Meine ersten Vorfahren waren ziemlich beängstigend. Es waren oft einfache Hebebühnen, die an einem einzigen Seil hingen und von Menschen oder Tieren hochgezogen wurden. Wenn dieses Seil riss, gab es nichts, was den Absturz aufhalten konnte. Die Leute hatten verständlicherweise Angst, sie zu benutzen. Doch dann kam mein Held, ein kluger und nachdenklicher Erfinder namens Elisha Otis. Er war nicht nur daran interessiert, Dinge nach oben zu bewegen; er wollte sie vor allem sicher nach oben bewegen. Er tüftelte und schuf eine besondere Sicherheitsbremse für mich. Um allen zu beweisen, dass seine Erfindung funktionierte, plante er eine dramatische Vorführung. Im Jahr 1854, auf der Weltausstellung im Crystal Palace in New York City, stand Herr Otis auf meiner Plattform, hoch über einer staunenden Menge.
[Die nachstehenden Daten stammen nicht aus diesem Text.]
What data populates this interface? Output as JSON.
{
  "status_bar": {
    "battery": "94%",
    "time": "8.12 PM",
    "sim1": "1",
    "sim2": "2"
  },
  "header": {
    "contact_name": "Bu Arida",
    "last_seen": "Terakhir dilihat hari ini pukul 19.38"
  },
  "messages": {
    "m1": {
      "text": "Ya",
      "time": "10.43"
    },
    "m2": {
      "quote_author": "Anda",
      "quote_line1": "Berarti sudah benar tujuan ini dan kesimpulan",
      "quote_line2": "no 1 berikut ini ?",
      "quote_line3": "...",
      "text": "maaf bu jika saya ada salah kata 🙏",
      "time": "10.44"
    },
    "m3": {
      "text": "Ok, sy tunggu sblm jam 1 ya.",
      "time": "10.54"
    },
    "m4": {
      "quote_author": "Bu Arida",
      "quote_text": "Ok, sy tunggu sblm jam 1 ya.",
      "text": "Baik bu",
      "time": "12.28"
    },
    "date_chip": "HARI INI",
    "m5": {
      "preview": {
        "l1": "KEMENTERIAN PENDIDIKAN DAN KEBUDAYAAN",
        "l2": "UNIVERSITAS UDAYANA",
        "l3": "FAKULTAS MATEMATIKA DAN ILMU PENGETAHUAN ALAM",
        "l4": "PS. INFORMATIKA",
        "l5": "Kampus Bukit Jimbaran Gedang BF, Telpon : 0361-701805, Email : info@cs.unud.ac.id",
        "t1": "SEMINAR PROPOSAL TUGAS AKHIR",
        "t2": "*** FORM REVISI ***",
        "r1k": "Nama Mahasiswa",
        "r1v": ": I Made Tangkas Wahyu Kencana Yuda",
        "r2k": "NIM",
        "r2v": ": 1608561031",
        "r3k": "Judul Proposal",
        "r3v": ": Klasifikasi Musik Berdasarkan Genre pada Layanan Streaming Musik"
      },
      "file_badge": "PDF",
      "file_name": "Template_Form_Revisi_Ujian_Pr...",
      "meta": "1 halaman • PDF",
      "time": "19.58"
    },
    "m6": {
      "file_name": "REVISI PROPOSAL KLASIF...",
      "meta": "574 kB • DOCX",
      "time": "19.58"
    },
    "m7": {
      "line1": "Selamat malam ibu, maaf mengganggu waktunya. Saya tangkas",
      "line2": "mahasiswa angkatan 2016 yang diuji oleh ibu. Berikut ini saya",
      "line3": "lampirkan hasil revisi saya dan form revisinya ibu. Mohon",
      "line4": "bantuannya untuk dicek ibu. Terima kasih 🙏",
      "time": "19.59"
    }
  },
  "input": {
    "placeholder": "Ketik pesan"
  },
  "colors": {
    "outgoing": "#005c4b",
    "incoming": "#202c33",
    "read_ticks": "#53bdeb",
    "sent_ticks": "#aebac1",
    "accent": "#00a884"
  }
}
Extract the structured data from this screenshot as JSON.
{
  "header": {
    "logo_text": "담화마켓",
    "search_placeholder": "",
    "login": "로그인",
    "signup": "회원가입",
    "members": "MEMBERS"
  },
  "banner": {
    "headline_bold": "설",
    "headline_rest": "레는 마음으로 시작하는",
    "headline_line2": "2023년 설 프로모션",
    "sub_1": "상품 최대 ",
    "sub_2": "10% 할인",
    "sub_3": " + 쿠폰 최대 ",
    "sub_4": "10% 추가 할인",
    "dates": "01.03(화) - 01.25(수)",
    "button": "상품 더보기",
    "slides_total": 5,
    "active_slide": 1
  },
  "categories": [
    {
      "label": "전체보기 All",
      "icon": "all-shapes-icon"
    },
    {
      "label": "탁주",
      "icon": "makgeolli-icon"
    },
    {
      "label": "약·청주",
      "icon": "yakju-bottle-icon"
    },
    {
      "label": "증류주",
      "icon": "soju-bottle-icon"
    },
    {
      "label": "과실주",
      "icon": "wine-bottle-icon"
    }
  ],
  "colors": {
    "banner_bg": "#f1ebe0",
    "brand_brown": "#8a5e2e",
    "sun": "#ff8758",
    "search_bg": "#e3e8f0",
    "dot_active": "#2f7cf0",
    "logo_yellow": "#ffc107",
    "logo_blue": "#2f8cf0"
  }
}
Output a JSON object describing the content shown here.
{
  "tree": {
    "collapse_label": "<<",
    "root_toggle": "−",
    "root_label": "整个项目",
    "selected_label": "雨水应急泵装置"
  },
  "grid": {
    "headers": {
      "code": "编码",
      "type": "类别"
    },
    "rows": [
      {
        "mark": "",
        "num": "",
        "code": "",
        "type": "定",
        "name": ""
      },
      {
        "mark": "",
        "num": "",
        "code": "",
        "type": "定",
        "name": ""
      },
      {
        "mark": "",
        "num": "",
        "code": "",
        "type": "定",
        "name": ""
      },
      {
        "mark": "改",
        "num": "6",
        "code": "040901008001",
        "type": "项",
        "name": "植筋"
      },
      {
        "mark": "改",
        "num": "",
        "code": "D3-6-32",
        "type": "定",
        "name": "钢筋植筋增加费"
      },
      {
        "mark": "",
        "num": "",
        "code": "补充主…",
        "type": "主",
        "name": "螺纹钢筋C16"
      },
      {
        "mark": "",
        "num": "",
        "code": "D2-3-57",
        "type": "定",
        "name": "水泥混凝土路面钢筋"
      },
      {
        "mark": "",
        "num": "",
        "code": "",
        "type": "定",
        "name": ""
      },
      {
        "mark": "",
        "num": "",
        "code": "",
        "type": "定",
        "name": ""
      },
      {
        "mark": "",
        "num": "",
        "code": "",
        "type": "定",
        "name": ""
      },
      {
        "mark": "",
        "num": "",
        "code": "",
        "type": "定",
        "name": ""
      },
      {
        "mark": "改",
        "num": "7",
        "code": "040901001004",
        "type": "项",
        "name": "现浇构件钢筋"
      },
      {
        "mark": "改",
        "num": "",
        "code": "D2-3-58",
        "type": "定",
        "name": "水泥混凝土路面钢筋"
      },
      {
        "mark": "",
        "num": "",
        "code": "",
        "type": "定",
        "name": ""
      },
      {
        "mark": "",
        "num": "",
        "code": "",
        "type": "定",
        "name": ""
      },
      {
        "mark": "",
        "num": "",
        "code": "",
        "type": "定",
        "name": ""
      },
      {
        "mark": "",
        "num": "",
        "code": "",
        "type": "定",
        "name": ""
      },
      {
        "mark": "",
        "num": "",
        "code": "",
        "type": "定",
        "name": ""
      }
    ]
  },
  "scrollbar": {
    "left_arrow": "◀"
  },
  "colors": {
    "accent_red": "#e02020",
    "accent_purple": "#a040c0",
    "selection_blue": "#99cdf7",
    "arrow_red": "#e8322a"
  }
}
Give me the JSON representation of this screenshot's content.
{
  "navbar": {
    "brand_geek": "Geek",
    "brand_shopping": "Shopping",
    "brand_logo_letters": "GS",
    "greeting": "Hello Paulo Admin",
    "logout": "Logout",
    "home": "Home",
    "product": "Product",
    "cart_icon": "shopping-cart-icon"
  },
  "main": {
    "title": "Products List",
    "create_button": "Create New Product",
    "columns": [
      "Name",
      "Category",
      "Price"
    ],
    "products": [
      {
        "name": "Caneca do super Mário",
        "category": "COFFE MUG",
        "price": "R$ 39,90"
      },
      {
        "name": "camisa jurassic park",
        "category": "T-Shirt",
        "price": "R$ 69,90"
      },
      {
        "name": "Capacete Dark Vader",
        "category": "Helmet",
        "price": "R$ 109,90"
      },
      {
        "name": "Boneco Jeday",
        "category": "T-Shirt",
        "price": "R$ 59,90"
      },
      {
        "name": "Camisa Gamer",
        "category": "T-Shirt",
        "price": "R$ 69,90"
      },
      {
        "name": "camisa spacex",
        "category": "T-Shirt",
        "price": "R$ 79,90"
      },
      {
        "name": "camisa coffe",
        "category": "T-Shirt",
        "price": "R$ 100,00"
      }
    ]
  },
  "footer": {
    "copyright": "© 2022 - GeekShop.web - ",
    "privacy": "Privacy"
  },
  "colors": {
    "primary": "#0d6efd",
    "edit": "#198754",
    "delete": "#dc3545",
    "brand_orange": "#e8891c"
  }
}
Die Leute tuschelten nervös, als ich immer höher stieg. Dann, auf dem Höhepunkt meiner Fahrt, rief er mit lauter Stimme: „Das Seil durchschneiden!“. Ein Mann mit einer Axt tat genau das. Das einzige Seil, das mich hielt, wurde durchtrennt. Die Menge hielt den Atem an und erwartete einen schrecklichen Absturz. Für einen winzigen Moment fiel ich, aber dann ertönte ein lautes Klicken. Meine spezielle Sicherheitsbremse, eine Art Feder, die bei nachlassender Seilspannung ausfuhr, hatte sich in den gezahnten Schienen an den Seiten meines Schachtes verhakt und mich sofort gestoppt. Ich hing sicher in der Luft. Herr Otis nahm seinen Hut ab, verbeugte sich vor der Menge und verkündete: „Alles sicher, meine Herren. Alles sicher.“ An diesem Tag zeigte ich der Welt, dass man mir vertrauen konnte.

Diese mutige Vorführung veränderte alles. Das Vertrauen der Menschen in mich war geboren. Plötzlich war die unsichtbare Decke über den Städten verschwunden. Architekten und Bauherren erkannten, dass sie nun viel höher bauen konnten als je zuvor. Wenn die Menschen nicht mehr Hunderte von Treppen steigen mussten, gab es keine Grenze mehr, wie hoch ein Gebäude sein konnte. Dies war die Geburtsstunde der Wolkenkratzer. Überall auf der Welt begannen die Städte, in den Himmel zu wachsen. Neue, beeindruckende Skylines entstanden in New York, Chicago und vielen anderen Orten, und ich war das Herzstück jedes dieser neuen, hohen Gebäude. Heute bin ich überall. Ich bringe Ärzte in Krankenhäusern schnell zu ihren Patienten, helfe Familien, ihre Einkäufe in ihre Wohnungen zu bringen, und befördere Tausende von Menschen in Bürogebäuden zu ihrer Arbeit. Ich habe die Welt nicht nur höher, sondern auch zugänglicher gemacht. Wenn ich zurückblicke, sehe ich, dass eine einfache Idee zur Sicherheit es den Menschen ermöglicht hat, buchstäblich neue Höhen zu erreichen, und ich bin stolz darauf, ein Teil dieser Reise zu sein.